Dat is volgens Hof Den Haag het geval. Het Hof heeft geoordeeld dat de werkzaamheden van X als door een instelling als zodanig verrichte diensten van schuldhulpverlening in de zin van artikel 11, lid 1, onderdeel f, Wet OB 1968 in samenhang met post b.33 van bijlage B bij het Uitv.besl. OB 1968 moeten worden aangemerkt, aangezien de als een eenheid aan te merken handelingen met maatschappelijk werk nauw samenhangende werkzaamheden vormen.
De staatssecretaris heeft met één middel cassatieberoep ingesteld en de Hoge Raad verklaart dat gegrond.

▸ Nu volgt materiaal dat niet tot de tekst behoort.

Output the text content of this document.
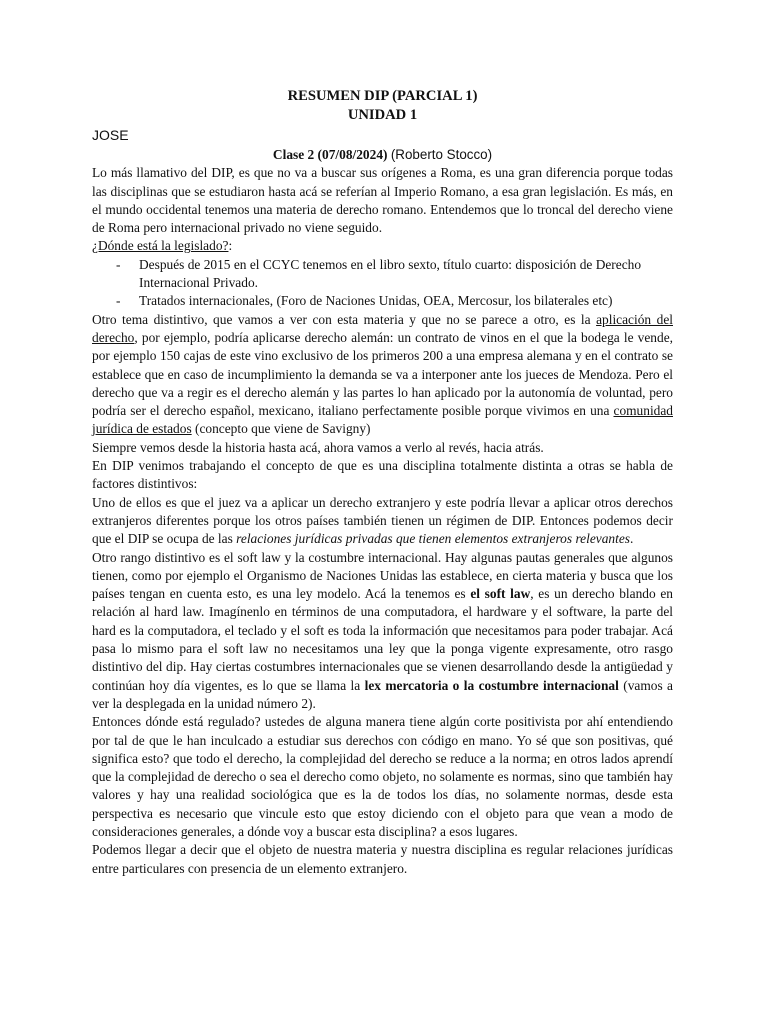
RESUMEN DIP (PARCIAL 1)
UNIDAD 1
JOSE
Clase 2 (07/08/2024) (Roberto Stocco)

Lo más llamativo del DIP, es que no va a buscar sus orígenes a Roma, es una gran diferencia porque todas las disciplinas que se estudiaron hasta acá se referían al Imperio Romano, a esa gran legislación. Es más, en el mundo occidental tenemos una materia de derecho romano. Entendemos que lo troncal del derecho viene de Roma pero internacional privado no viene seguido.

¿Dónde está la legislado?:

- Después de 2015 en el CCYC tenemos en el libro sexto, título cuarto: disposición de Derecho Internacional Privado.
- Tratados internacionales, (Foro de Naciones Unidas, OEA, Mercosur, los bilaterales etc)

Otro tema distintivo, que vamos a ver con esta materia y que no se parece a otro, es la aplicación del derecho, por ejemplo, podría aplicarse derecho alemán: un contrato de vinos en el que la bodega le vende, por ejemplo 150 cajas de este vino exclusivo de los primeros 200 a una empresa alemana y en el contrato se establece que en caso de incumplimiento la demanda se va a interponer ante los jueces de Mendoza. Pero el derecho que va a regir es el derecho alemán y las partes lo han aplicado por la autonomía de voluntad, pero podría ser el derecho español, mexicano, italiano perfectamente posible porque vivimos en una comunidad jurídica de estados (concepto que viene de Savigny)

Siempre vemos desde la historia hasta acá, ahora vamos a verlo al revés, hacia atrás.

En DIP venimos trabajando el concepto de que es una disciplina totalmente distinta a otras se habla de factores distintivos:

Uno de ellos es que el juez va a aplicar un derecho extranjero y este podría llevar a aplicar otros derechos extranjeros diferentes porque los otros países también tienen un régimen de DIP. Entonces podemos decir que el DIP se ocupa de las relaciones jurídicas privadas que tienen elementos extranjeros relevantes.

Otro rango distintivo es el soft law y la costumbre internacional. Hay algunas pautas generales que algunos tienen, como por ejemplo el Organismo de Naciones Unidas las establece, en cierta materia y busca que los países tengan en cuenta esto, es una ley modelo. Acá la tenemos es el soft law, es un derecho blando en relación al hard law. Imagínenlo en términos de una computadora, el hardware y el software, la parte del hard es la computadora, el teclado y el soft es toda la información que necesitamos para poder trabajar. Acá pasa lo mismo para el soft law no necesitamos una ley que la ponga vigente expresamente, otro rasgo distintivo del dip. Hay ciertas costumbres internacionales que se vienen desarrollando desde la antigüedad y continúan hoy día vigentes, es lo que se llama la lex mercatoria o la costumbre internacional (vamos a ver la desplegada en la unidad número 2).

Entonces dónde está regulado? ustedes de alguna manera tiene algún corte positivista por ahí entendiendo por tal de que le han inculcado a estudiar sus derechos con código en mano. Yo sé que son positivas, qué significa esto? que todo el derecho, la complejidad del derecho se reduce a la norma; en otros lados aprendí que la complejidad de derecho o sea el derecho como objeto, no solamente es normas, sino que también hay valores y hay una realidad sociológica que es la de todos los días, no solamente normas, desde esta perspectiva es necesario que vincule esto que estoy diciendo con el objeto para que vean a modo de consideraciones generales, a dónde voy a buscar esta disciplina? a esos lugares.

Podemos llegar a decir que el objeto de nuestra materia y nuestra disciplina es regular relaciones jurídicas entre particulares con presencia de un elemento extranjero.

X drijft een onderneming in de vorm van een bv. Dit laat geen andere slotsom toe dan dat zij met haar prestaties winst beoogt. Gelet op hetgeen de Hoge Raad in r.o. 3.2.1 tot en met 3.2.6 van het arrest van 14 april 2023 (20/02590, ECLI:NL:HR:2023:460) heeft uiteengezet, kunnen die prestaties reeds daarom niet zijn vrijgesteld van omzetbelasting.
Gelet hierop kan de uitspraak van het Hof niet in stand blijven.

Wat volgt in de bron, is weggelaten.